Nell’estate del 98, in agosto, fu messo in scena per la prima volta, su progetto di Salvo Licata, al Teatro della Verdura di Palermo con la regia di Mauro Avogadro. Fu allora Paride Benassai a interpretare Ignazio Buttitta vecchio, Gnaziu.
In questo pregevole testo lo scrittore, poeta e attore Nicola Lo Bianco costruisce una felice sintesi delle poesie più significative di Buttitta, iniziando non a caso da personaggi corali che esprimono una disperazione cosmica di fronte alle ingiustizie patite. E’ nato così il canto invettiva dei mietitori che curvano la schiena per dieci ore al giorno sotto il sole accecante. E poi il bellissimo lamento della madre di Turiddu Carnevale, sindacalista di Sciara trucidato dalla mafia. E’ lo stesso poeta che appoggiato al bastone prende in piazza il centro della scena e narra, alla maniera dei cantastorie, la disperazione della donna. Una immagine suggestiva: la madre di Carnevale, Marabedda, la nurrizza, cioè la nutrice che allevò Ignazio bambino, esprime con grande freschezza e forza d’animo il suo grido di dolore per la perdita del figlio, mentre tutt’intorno si riempie di contadini e gente del popolo.
E poi ancora il dramma di un’altra madre, quella di Turi Scordu, surfararu di Mazzarino, che emigra in Belgio e resta vittima assieme a tanti altri del disastro avvenuto nel 1956 nella miniera di carbone di Marcinelle.

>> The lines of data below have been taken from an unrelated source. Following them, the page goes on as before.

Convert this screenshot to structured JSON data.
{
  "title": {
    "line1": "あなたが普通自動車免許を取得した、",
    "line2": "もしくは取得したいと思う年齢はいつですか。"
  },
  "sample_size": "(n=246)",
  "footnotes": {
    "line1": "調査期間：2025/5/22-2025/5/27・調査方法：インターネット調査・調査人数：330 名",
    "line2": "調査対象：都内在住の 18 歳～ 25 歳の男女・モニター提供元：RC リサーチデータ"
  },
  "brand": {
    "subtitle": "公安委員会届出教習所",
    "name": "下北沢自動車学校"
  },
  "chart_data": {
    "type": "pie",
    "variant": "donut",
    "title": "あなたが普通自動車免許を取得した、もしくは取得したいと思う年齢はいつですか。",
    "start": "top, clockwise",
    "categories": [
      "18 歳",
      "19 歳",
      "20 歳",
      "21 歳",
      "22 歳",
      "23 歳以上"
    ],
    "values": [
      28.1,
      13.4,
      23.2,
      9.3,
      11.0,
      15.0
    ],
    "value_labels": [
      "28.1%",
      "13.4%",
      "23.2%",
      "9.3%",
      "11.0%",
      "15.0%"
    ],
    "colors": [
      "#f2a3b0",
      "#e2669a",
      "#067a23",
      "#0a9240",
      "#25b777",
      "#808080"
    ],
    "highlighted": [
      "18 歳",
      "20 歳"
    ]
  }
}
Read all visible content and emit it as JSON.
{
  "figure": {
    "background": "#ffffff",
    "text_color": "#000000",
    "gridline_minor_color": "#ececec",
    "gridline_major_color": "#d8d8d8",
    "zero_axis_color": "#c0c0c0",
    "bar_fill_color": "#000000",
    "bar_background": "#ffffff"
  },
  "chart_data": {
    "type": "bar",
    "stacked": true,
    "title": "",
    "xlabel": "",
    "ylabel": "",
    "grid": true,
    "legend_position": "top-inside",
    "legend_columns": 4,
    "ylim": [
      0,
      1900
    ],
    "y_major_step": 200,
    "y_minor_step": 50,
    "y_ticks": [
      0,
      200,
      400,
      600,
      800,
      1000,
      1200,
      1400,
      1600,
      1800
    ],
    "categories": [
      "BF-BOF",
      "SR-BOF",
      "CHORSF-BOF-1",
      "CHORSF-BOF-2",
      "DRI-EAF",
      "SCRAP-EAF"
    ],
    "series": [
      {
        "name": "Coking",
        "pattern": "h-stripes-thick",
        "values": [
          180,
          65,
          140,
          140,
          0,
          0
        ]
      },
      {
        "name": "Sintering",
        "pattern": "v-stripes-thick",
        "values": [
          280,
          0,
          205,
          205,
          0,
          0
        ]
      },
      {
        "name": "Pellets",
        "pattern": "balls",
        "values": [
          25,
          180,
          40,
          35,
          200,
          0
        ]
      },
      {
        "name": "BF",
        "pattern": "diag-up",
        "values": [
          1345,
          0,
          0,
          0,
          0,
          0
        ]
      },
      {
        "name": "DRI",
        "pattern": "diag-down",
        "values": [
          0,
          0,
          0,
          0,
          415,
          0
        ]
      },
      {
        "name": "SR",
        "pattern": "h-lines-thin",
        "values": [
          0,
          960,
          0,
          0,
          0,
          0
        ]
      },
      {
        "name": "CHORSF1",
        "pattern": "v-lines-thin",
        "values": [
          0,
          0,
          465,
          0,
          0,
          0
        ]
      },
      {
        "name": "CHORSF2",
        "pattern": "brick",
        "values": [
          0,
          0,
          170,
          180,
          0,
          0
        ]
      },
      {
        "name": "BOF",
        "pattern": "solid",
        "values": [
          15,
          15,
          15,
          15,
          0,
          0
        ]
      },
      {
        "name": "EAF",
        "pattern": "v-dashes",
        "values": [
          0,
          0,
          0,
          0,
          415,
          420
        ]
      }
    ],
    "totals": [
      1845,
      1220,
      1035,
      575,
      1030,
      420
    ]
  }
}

La madre di Turi ascolta straziata la chiama delle vittime tra cui c’è il figlio.
La poetica di Ignazio Buttitta si fonda su un impegno civile che mira a scuotere la rassegnazione, l’immobilismo, la subalternità dei poveri cristi alle angherie dei padroni e dei gabelloti.
Come sottolinea lo stesso Lo Bianco, Ignazio Buttitta è un poeta teatrale, e tutte le sue poesie possono essere rappresentate teatralmente. La misura del verso, la cadenza, il ritmo che connotano i componimenti non esprimono un flatus vocis, ma si materializzano, si fanno corpo, gesto, voce, coinvolgendo profondamente chi ascolta.